Растиньяк больше не колебался. Он решил вечером пойти и предупредить Тайферов – отца и сына. Вотрен отошел от него, и тогда папаша Горио шепнул ему на ухо:

– Сынок, вам грустно! Сейчас я вас развеселю. Идемте!

Старый вермишельщик зажег от лампы свою витую свечечку. Эжен, сгорая любопытством, последовал за ним.
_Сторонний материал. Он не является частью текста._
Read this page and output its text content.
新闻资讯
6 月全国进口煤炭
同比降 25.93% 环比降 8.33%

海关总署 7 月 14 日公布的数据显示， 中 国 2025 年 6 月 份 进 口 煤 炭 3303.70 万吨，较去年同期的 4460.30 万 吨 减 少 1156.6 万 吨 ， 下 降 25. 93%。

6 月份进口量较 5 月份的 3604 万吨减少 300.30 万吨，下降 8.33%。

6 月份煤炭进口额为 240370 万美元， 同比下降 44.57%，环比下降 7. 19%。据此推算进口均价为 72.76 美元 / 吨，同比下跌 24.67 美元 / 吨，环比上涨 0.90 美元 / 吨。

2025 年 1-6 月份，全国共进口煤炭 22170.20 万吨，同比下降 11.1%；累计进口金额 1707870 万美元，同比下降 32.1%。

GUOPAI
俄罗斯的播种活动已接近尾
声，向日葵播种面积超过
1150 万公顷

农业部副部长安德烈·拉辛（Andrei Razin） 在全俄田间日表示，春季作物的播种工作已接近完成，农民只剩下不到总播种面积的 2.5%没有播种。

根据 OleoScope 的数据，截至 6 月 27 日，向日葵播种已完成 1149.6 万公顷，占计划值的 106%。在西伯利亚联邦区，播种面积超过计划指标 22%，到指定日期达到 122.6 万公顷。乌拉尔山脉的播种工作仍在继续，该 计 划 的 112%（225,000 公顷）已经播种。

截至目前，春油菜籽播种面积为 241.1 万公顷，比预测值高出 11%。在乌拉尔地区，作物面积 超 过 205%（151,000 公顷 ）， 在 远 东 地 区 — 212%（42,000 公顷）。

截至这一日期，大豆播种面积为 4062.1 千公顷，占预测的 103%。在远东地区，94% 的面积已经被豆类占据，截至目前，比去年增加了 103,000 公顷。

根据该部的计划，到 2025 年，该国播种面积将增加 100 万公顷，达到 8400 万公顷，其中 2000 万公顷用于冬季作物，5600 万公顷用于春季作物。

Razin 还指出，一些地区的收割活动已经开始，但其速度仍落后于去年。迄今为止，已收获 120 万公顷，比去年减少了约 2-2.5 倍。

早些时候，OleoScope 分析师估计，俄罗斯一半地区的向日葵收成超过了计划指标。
– Зайдемте к вам, – предложил старичок, заранее взяв у Сильвии ключ от комнаты студента. – Сегодня утром вы вообразили, что она не любит вас? Она вас выпроводила от себя поневоле, а вы уж рассердились и ушли в отчаянии. Чудачок! Она ждала меня. Понятно? Нам нужно было пойти одним, чтобы устроить чудесную квартирку, – через три дня в ней будете жить вы. Не выдавайте меня. Она хочет сделать вам сюрприз, но я не считаю больше нужным скрывать от вас наш секрет. Это на улице д'Артуа, в двух шагах от улицы Сен-Лазар. Вы будете там жить по-княжески. Мы достали обстановку, как для новобрачной. За последний месяц мы понаделали немало дел, только не говорили вам. Мой поверенный начал военные действия, у моей дочери будет тридцать шесть тысяч франков годового дохода – проценты с ее приданого; я потребую, чтобы ее восемьсот тысяч франков были помещены в доходное недвижимое имущество.
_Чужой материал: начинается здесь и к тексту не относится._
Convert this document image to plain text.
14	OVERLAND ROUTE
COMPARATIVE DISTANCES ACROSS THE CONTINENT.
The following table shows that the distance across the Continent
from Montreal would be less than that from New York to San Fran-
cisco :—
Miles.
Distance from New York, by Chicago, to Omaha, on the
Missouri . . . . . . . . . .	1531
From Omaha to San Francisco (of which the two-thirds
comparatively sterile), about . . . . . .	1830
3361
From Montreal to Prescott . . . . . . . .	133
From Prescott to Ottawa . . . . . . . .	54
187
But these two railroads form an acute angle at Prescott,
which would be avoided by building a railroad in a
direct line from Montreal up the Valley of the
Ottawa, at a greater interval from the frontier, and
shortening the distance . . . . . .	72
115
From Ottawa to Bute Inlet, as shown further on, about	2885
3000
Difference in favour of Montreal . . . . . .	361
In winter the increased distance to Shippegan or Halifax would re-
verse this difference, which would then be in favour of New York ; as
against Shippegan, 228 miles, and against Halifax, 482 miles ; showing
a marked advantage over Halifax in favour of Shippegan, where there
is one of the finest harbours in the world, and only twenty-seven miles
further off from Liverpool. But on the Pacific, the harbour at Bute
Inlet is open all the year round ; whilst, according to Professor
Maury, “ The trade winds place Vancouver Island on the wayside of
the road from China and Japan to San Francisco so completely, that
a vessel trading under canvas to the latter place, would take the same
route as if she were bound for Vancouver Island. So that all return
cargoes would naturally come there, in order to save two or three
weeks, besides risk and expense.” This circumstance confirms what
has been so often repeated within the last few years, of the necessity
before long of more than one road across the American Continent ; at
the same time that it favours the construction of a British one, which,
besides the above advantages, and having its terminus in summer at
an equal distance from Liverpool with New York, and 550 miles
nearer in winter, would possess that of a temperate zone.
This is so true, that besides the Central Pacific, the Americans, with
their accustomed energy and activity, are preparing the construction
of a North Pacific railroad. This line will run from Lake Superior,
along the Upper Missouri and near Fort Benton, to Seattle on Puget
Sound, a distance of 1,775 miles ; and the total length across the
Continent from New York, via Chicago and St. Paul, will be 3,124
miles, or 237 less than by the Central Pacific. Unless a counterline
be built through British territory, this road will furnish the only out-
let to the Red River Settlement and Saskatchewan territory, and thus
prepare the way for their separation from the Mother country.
Эжен молчал и, скрестив руки на груди, шагал взад и вперед по своей жалкой неприбранной комнате. Улучив мгновенье, когда Эжен повернулся к нему спиной, папаша Горио положил на камин футляр из красного сафьяна с тисненным золотым гербом рода Растиньяков.
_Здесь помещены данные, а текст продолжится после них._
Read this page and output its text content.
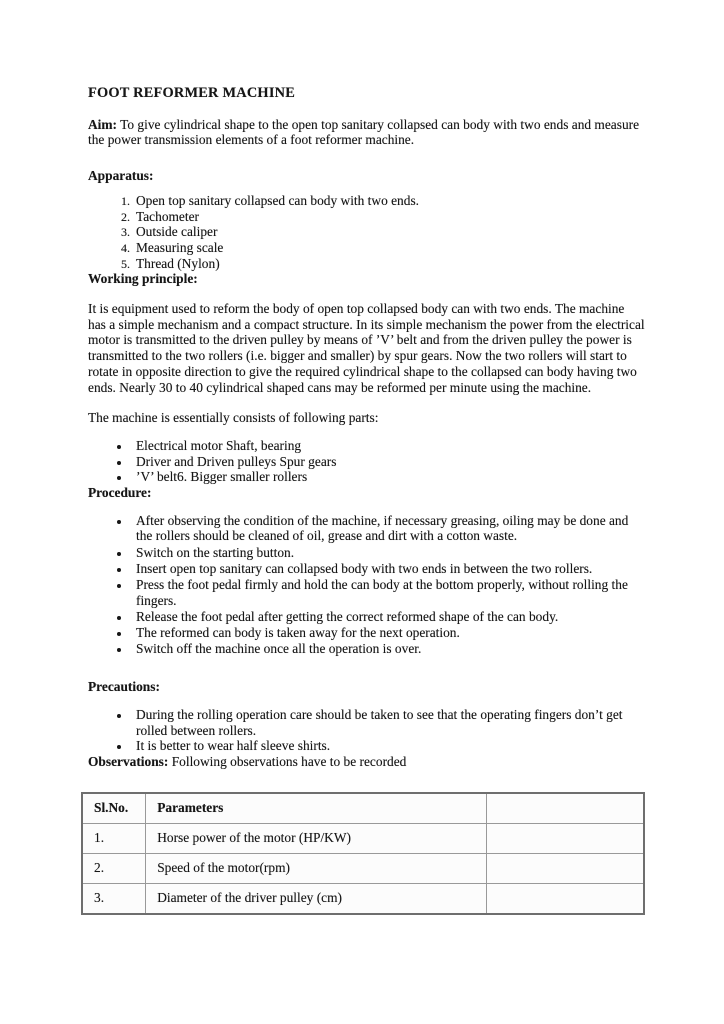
FOOT REFORMER MACHINE

Aim: To give cylindrical shape to the open top sanitary collapsed can body with two ends and measure the power transmission elements of a foot reformer machine.

Apparatus:

1. Open top sanitary collapsed can body with two ends.
2. Tachometer
3. Outside caliper
4. Measuring scale
5. Thread (Nylon)

Working principle:

It is equipment used to reform the body of open top collapsed body can with two ends. The machine has a simple mechanism and a compact structure. In its simple mechanism the power from the electrical motor is transmitted to the driven pulley by means of ’V’ belt and from the driven pulley the power is transmitted to the two rollers (i.e. bigger and smaller) by spur gears. Now the two rollers will start to rotate in opposite direction to give the required cylindrical shape to the collapsed can body having two ends. Nearly 30 to 40 cylindrical shaped cans may be reformed per minute using the machine.

The machine is essentially consists of following parts:

• Electrical motor Shaft, bearing
• Driver and Driven pulleys Spur gears
• ’V’ belt6. Bigger smaller rollers

Procedure:

• After observing the condition of the machine, if necessary greasing, oiling may be done and the rollers should be cleaned of oil, grease and dirt with a cotton waste.
• Switch on the starting button.
• Insert open top sanitary can collapsed body with two ends in between the two rollers.
• Press the foot pedal firmly and hold the can body at the bottom properly, without rolling the fingers.
• Release the foot pedal after getting the correct reformed shape of the can body.
• The reformed can body is taken away for the next operation.
• Switch off the machine once all the operation is over.

Precautions:

• During the rolling operation care should be taken to see that the operating fingers don’t get rolled between rollers.
• It is better to wear half sleeve shirts.

Observations: Following observations have to be recorded

Sl.No.	Parameters	
1.	Horse power of the motor (HP/KW)	
2.	Speed of the motor(rpm)	
3.	Diameter of the driver pulley (cm)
– Я, сынок, ушел с головой в эти дела. Но, надо сказать, я и для себя старался. Я сам очень заинтересован в том, чтобы вы переехали. Если я попрошу вас кой о чем, вы не откажете мне, а?

– Что вы хотите?

– Над вашей новой квартирой, на шестом этаже, есть комната с ходом от вас, – так в ней поселюсь я, хорошо? Я старею и живу слишком далеко от моих дочек. Я не стесню вас. Я просто буду жить там, каждый вечер вы будете рассказывать мне про дочку. Вам это не будет помехой, а я услышу, когда вы будете приходить домой, и скажу себе: «Он только что виделся с Фифиной. Он ездил с ней на бал, она счастлива благодаря ему». Если я заболею, лучшим лекарством для моего сердца будет слышать, что вы вернулись, двигаете стулья, ходите. Ведь у вас в душе останется так много от Дельфины! Оттуда мне два шага до Елисейских Полей, где мои дочки проезжают каждый день: я буду видеть их постоянно, а то иной раз я прихожу слишком поздно. А может быть, она и сама зайдет к вам! Я буду слышать ее голос, увижу, как она в утреннем капоте бегает туда-сюда или грациозно ходит, словно кошечка. За последний месяц она опять стала такой, какой была в девушках, – веселой и франтихой. Душа ее исцеляется, и этим счастьем она обязана вам. О, для вас я готов сделать невозможное! На обратном пути она мне только что сказала: «Папа, я очень счастлива!» Когда они говорят мне чинно: «Отец», на меня веет холодом, но когда они зовут меня папой, они мне представляются маленькими девочками, они будят во мне лучшие воспоминания. Тогда я больше чувствую себя их отцом. Мне кажется, что они еще не принадлежат никому другому.

Старик вытер глаза, он плакал.

– Давненько не слыхал я таких слов, давненько не брала она меня под руку. Да, да, вот уже десять лет, как я не гулял рядом ни с одной из дочерей. А как приятно касаться ее платья, подлаживаться к ее шагу, чувствовать теплоту ее тела! Сегодня утром я водил Дельфину всюду. Ходил с ней по лавкам. Проводил ее до дому. О, дайте мне пожить близ вас! Иной раз вам понадобится какая-нибудь услуга, я буду под рукой. Ах, если бы этот толстый эльзасский чурбан умер, если бы его подагра догадалась перекинуться ему в живот, как счастлива была бы моя дочка! Вы сделались бы моим зятем, вы стали бы открыто ее мужем. Она до сих пор еще не знает, что такое наслаждения жизни, и так несчастна, что я прощаю ей все. Бог должен быть на стороне любящих отцов. – Он умолк, а затем, покачав головой, добавил: – Она вас любит очень, очень! По дороге она болтала все про вас: «Не правда ли, папа, он хороший, у него доброе сердце! А говорит ли он обо мне?» От улицы д'Артуа до пассажа Панорамы она мне насказала о вас всякой всячины. Наконец-то Фифина говорила со мной по душам. В это счастливое утро я позабыл о старости и чувствовал себя легким, как перышко. Я ей сказал, что вы отдали мне тысячу франков. Ах, милочка моя! Она была тронута до слез. А что у вас на камине? – не вытерпел, наконец, папаша Горио, видя, что Растиньяк не двигается с места.